Ald. Deborah Graham (29th Ward) issued the following statement this week in response to recent reporting from the Chicago Tribune regarding economic development concerns in Austin.
The Chicago Tribune reported this past weekend on a store opening gone wrong in the 29th Ward.
I am in the process of exploring what actions I can take as alderman, working with the city of Chicago, to correct some of the problems identified in the story (which revealed how a convicted felon got taxpayer money to open a liquor store in Austin).
(The Chicago Tribune reported today that the alderman won initial approval for a proposal to further limit drinking in areas that residents have voted dry.)
Having said that, we can also use this occasion to take a good, hard look at our community’s needs.
There are aspects of the story’s underlying theme that ring true: that we in Austin cannot rely solely on the community spirit for which we are known. A strong business community and safe neighborhoods also require increased public and private investment to support us in achieving long-term economic recovery and growth.
And I certainly agree with the following statement in the Tribune story: “Austin has never been a community that lacked for hope, hard work or the will to fight.”

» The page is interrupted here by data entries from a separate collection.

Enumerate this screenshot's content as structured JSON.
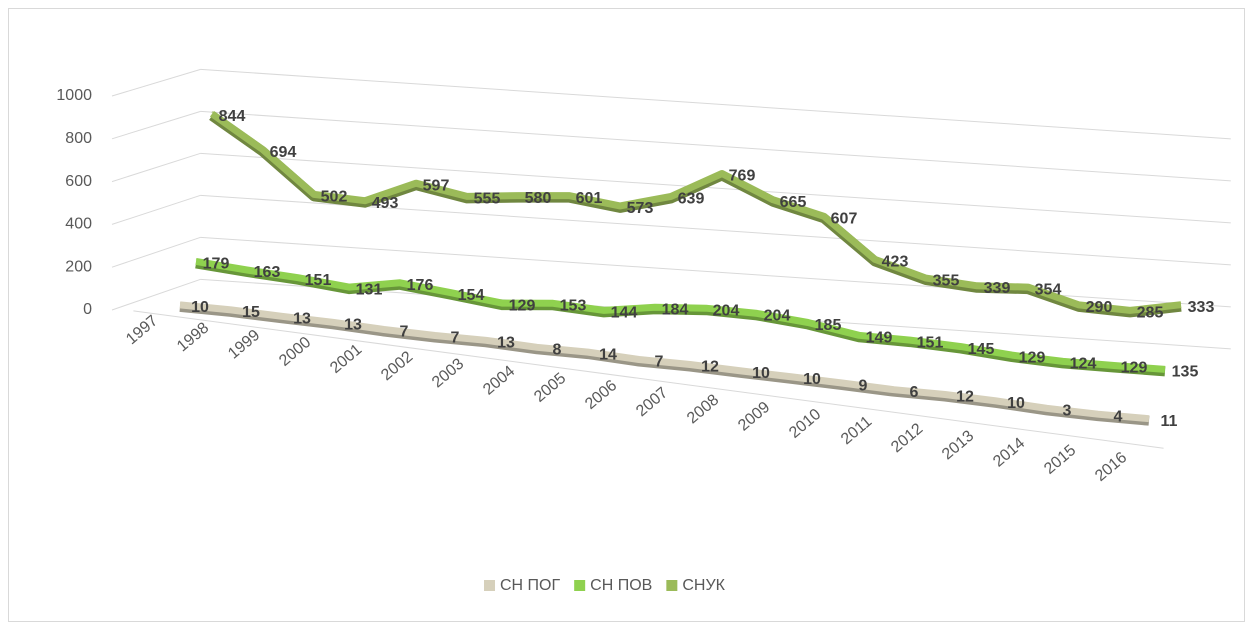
{
  "chart_data": {
    "type": "line3d",
    "categories": [
      "1997",
      "1998",
      "1999",
      "2000",
      "2001",
      "2002",
      "2003",
      "2004",
      "2005",
      "2006",
      "2007",
      "2008",
      "2009",
      "2010",
      "2011",
      "2012",
      "2013",
      "2014",
      "2015",
      "2016"
    ],
    "series": [
      {
        "name": "СН ПОГ",
        "color": "#d6d0bb",
        "values": [
          10,
          15,
          13,
          13,
          7,
          7,
          13,
          8,
          14,
          7,
          12,
          10,
          10,
          9,
          6,
          12,
          10,
          3,
          4,
          11
        ]
      },
      {
        "name": "СН ПОВ",
        "color": "#8fd14f",
        "values": [
          179,
          163,
          151,
          131,
          176,
          154,
          129,
          153,
          144,
          184,
          204,
          204,
          185,
          149,
          151,
          145,
          129,
          124,
          129,
          135
        ]
      },
      {
        "name": "СНУК",
        "color": "#9bbb59",
        "values": [
          844,
          694,
          502,
          493,
          597,
          555,
          580,
          601,
          573,
          639,
          769,
          665,
          607,
          423,
          355,
          339,
          354,
          290,
          285,
          333
        ]
      }
    ],
    "ylim": [
      0,
      1000
    ],
    "yticks": [
      0,
      200,
      400,
      600,
      800,
      1000
    ],
    "grid": true,
    "legend": "bottom"
  }
}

The story begins with the Tribune’s report that a convicted felon received a city grant to refurbish a space at 5337 W. Madison to open a convenience store, Convenience For You.
The application for the grant was made in 2009 – before I was alderman. The application, according to the Tribune, concealed information about the applicant’s criminal background.
As this application was going through the city process, and after I became alderman in 2010, I was approached by a woman who presented herself to me as the owner of Convenience For You, who asked if I would consider lifting the liquor moratorium in the area to allow liquor sales in her store, which also sold groceries and other merchandise.
The rationale for a limited sale of alcohol is that it significantly boosts the store’s profits. This is the incentive that many small merchants desire in order to succeed in any community.
An alderman must walk a fine line in working to attract new businesses while considering the potential risks and benefits to the community.
I asked for City Council approval to lift the moratorium on liquor sales on two blocks of Madison so that this store could, under certain conditions, sell alcohol along with groceries and other items.
While there were different opinions in the community about whether to allow the store to sell liquor, there was definitely a feeling among some that we ought to provide an opportunity for an African-American businesswoman to open this store and sell liquor.
But as I told the Tribune, “If I had known then what I know now, I would not have supported them.”
I want to set the record straight on certain aspects of this matter:
*The Tribune story implied a connection between a 2012 contribution by Convenience For You and my decision to lift the moratorium temporarily to allow the store to apply for a liquor license.
There was no connection. My decision-making is never influenced by contributions, and anybody who thinks that’s case does not know me.
And as a matter of fact, this particular contribution was given to the 29th Ward Democratic Committee, not my aldermanic campaign fund, to support a February 2012 event for seniors in Austin.
*Regarding the moratorium itself, City Council action to temporarily lift moratoriums across the city is commonplace. There was nothing at all unusual about that.
*I had no involvement in reviewing the store’s application for a Small Business Improvement Fund (SBIF) grant – which, again, was filed before I was alderman. The application was processed entirely by the appropriate city department.
*When it became clear that Convenience For You was not abiding by the conditions of its plan of operation attached to the liquor license, I referred the matter to the Liquor Control Commission, which is now investigating that license. I contacted the Commission again last week when informed by the Tribune about the background of the applicant.
Most important now is where we go from here. I have already had initial conversations at City Hall about what measures we might take to prevent this kind of thing from happening again, anywhere in the city.
Finally, I’d like to close with some thoughts about our community.
In our effort to help Austin “turn the page” and boost economic and social development, we’ve had some successes in assisting social service agencies and youth programs expand recreational and educational opportunities for youth.
The Tribune’s characterization of Austin falls far short of telling the real story of our community: the resilience of our small business owners and our entrepreneurial spirit.
It fails to mention the millions in federal, state and city funds that we have brought into the community to update and renovate important community institutions like Columbus Park.
Our community urgently needs a comprehensive economic development strategy that can be attractive to investors, and that honors the concerns and priorities of our community. That is why I have convened a community planning dialogue to identify our shared priorities and give voice to the hopes and dreams of our neighbors and residents.
I want to assure my constituents, friends and neighbors that I share your concerns as well as your dreams for our neighborhoods. I invite you to join me in this process of re-imagining our community. Please be an active participant alongside me in the process so that we can build our community anew.